Die für jedes Werkzeug spezifisch angefertigten Greifersysteme weisen pro Kavität zwei Vakuum-Sauggreifer auf. Jeder Greifer hat vier Stationen, so dass insgesamt 8 Sauggreifer vorhanden sind. Bei den Vakuum-Saugern von Schmalz handelt es um den Typ FSGA SI, einem Balgsauger aus Silikon mit 1,5 Falten und einem Durchmesser von 11mm. Der Sauger-Werkstoff Silikon zeichnet sich durch hohe Temperatur-Beständigkeit und einem minimalen Verschleiß aus. Durch die Wahl des größtmöglichen Durchmessers pro Sauger, konnten die Standzeiten weiter erhöht werden, was wiederum der technischen Verfügbarkeit der Anlage zugute kommt. Da die Oberfläche der Steckergehäuse unkritisch ist, können Vakuum-Sauger aus Silikon verwendet werden. Im Fall der Oberflächen-Veredelung durch Lackieren etc., müssen die Silikon-Sauger durch spezielle HT1-Sauger von Schmalz ersetzt werden. Diese bestehen aus einem besonderen Material und zeichnen sich durch ihre Abdruckfreiheit (LABS-Freiheit = frei von lackbenetzungsstörenden Substanzen) sowie eine hohe Temperaturbeständigkeit bis 160° Celsius aus.
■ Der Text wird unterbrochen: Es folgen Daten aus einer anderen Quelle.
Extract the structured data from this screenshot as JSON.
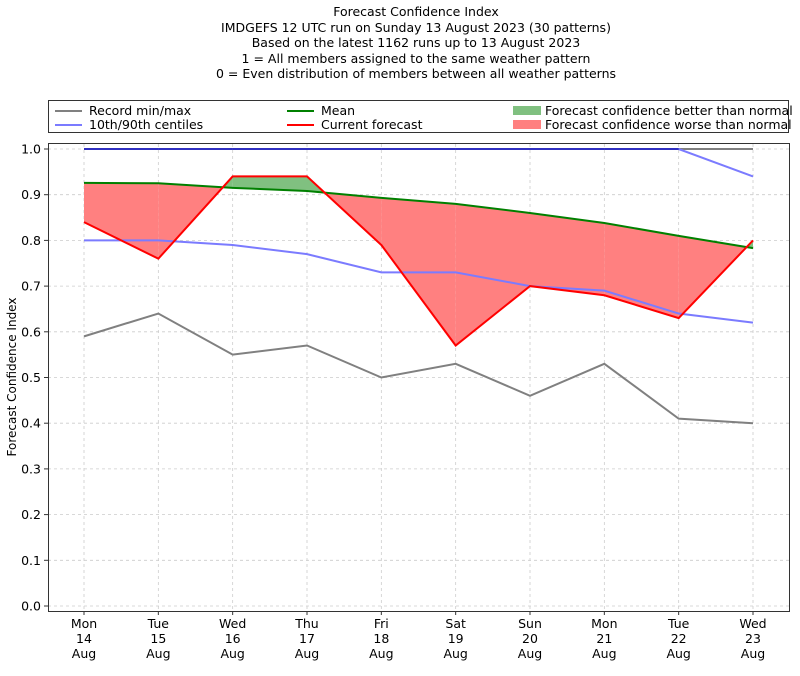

Für die Herstellung und sicheres, dynamisches Teile-Handling aus jeweils 2 Kavitäten sowie für das gleichzeitige Umsetzen an 2 anderen Kavitäten, beträgt die Taktzeit 40 Sekunden. Die Eingriffszeiten für das Teile-Handling reduzieren sich in der Anlage I auf 6 Sekunden inklusive Umsetzen und in der Anlage II auf 3 Sekunden ohne Umsetzen, also für die reine Werkstück-Entnahme. Über reduzierte Eingriffszeiten lässt sich die gesamte Taktzeit verkürzen, so dass dem schnellen und sicheren Zugriff durch das Greifersystem die entscheidende Funktion zufällt. Schnelles Zugreifen erfordert jederzeit maximale Vakuum-Leistung und diese wird hier mit Hilfe von Kompakt-Ejektoren der Baureihe SCPM MiniPump erzeugt. Zusammengeschaltet als Vierer-Block, wird pro Kavität, also für jeweils 2 Vakuum-Sauger, ein Kompakt-Ejektor eingesetzt.
Kompaktejektoren vor Ort evakuieren schnell
und sind sparsam im Druckluftverbrauch
Die Kompakt-Ejektoren SCPM MiniPump haben nur einen sehr kleinen Platzbedarf und wiegen extrem wenig, so dass sie überall in direkter Nähe zum Verbraucher montiert werden können und die Dynamik des Roboters in keiner Weise beeinflussen. Außerdem steht durch die Direktinstallation - ohne lange Verschlauchung - das Vakuum bei Bedarf sofort zur Verfügung. Dank der integrierten Vakuum-Abfrage ist die Teile-Überwachung, bzw. die Überwachung der korrekten Teile-Aufnahme, möglich - wobei ein Schaltausgang des Mini-Vakuumschalters, der in die SCPM integriert ist, als Signalgeber dient.
Über eine Luftsparautomatik können zusätzlich Druckluft-Einsparungen erreicht werden - was bezogen auf den Dreischicht-Betrieb ein nicht zu vernachlässigender Aspekt ist.
Als weitere, integrierte Funktion ist der Abblas-Impuls des Kompaktejektors zu erwähnen, mittels dem die Werkstücke schneller und lagedefiniert auf das Förderband abgelegt werden können.
Die Kombination aus 2K-Spritzgießmaschine, 2K-Standardwerkzeug, 6-Achsen-Industrieroboter und präzisen Vakuum-/Mechanik-Greifersystemen stellt eine intelligente, modulare Lösung dar. Lediglich die Greifersysteme werden spezifisch konstruiert und gefertigt. Zweifellos steckt aber gerade hier ein Großteil des Prozess-KnowHows, das wiederum wesentlich auf der Funktionalität und Leistungsfähigkeit der Vakuum- Komponenten - Sauggreifer und Kompaktejektoren - beruht.